An optimized differential privacy scheme with reinforcement learning in VANET
Introduction
Vehicular ad hoc network (VANET) enables drivers to enjoy diverse comfortable and real-time services, such as car parking, lessening car accidents, weather forecast, on-line entertainment sharing and so on Khacheba et al. (2018). However, the information of vehicle’s trajectory may expose vehicle’s sensitive locations throughout data exchanging and sharing processes (Weerasinghe, Fu, 2019, Zidani, Semchedine, Ayaida, 2018). If a vehicle appears frequently in hospitals, the car owner may not be in a very good condition. If a vehicle appears frequently in a bank, the car owner is likely to make frequent cash transactions. Then malicious attackers are likely to infer life habits, financial situation, personal health and even other secret information of car owner (Luo et al., 2019a). Thus, preventing privacy leakage of the vehicle trajectory becomes an urgent and significant topic.

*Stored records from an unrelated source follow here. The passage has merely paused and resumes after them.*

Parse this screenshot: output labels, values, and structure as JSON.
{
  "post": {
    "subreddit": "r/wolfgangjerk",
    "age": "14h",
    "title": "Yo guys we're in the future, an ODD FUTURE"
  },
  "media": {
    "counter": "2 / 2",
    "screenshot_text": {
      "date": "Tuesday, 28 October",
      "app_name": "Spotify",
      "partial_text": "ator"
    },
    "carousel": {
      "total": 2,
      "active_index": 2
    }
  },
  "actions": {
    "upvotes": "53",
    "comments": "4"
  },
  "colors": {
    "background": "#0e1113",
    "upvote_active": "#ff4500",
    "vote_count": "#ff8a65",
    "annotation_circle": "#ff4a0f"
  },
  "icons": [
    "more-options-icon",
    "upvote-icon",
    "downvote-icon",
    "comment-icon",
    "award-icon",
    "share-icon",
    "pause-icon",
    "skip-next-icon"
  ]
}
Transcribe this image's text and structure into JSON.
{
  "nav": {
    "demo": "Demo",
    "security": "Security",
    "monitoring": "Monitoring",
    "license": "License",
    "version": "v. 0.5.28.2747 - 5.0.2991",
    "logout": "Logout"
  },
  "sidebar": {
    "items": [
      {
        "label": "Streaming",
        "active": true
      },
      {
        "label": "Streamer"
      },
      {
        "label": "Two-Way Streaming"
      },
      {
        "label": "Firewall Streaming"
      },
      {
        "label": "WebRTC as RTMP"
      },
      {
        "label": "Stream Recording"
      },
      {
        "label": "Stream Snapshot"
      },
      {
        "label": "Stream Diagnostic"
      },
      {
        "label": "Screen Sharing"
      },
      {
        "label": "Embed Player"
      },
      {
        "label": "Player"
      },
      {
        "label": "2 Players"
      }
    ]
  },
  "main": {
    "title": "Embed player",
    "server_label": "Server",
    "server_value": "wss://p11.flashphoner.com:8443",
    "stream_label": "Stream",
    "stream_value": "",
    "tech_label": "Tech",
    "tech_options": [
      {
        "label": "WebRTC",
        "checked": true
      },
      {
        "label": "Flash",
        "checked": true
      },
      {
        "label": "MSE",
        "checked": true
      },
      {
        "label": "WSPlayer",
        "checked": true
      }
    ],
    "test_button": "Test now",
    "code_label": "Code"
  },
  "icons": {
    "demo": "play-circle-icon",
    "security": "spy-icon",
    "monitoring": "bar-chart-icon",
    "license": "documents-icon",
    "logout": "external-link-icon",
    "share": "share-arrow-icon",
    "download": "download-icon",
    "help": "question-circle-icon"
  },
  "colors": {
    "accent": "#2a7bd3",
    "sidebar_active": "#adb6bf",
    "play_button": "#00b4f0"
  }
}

Over the past decade, academia has witnessed a great development in vehicle trajectory privacy protection based on pseudonym and anonymity in VANET. The anonymous scheme (Gedik and Liu, 2007) in VANET hides the corresponding relationship between the published data record and the specific vehicle on the premise of ensuring that the published vehicle location information data is publicly available and the privacy of some key areas can be guaranteed. Pseudonym (Petit et al., 2014) normally means to realize vehicle identity anonymity to cut off the connection between vehicle information and space-time information, make it difficult for service operators to speculate on the location information of specific vehicle, and effectively protect the location privacy of vehicle.
However, the protection of vehicle trajectory is facing a new issue: Pseudonym and anonymity schemes (Al-ani, Zhou, Shi, Baker, Abdlhamed, 2020, Singh, Gowtham, Tamilselvan, Nandi, 2019) do not pay enough concerns to keep the balance between the protection of geographical locations and semantic locations when facing adversaries with enough background knowledge. The semantic location refers to a series of Point of Interests (POI) of geographical location, such as hospitals, banks or schools, etc. We believe that the POI has higher possibility to be identified. For example, if a privacy mechanism discloses a vehicle location that is in hundreds of meters away from the real location of an insurance company, which is a POI, the attacker still has high opportunity to affirm that the user is with this insurance company.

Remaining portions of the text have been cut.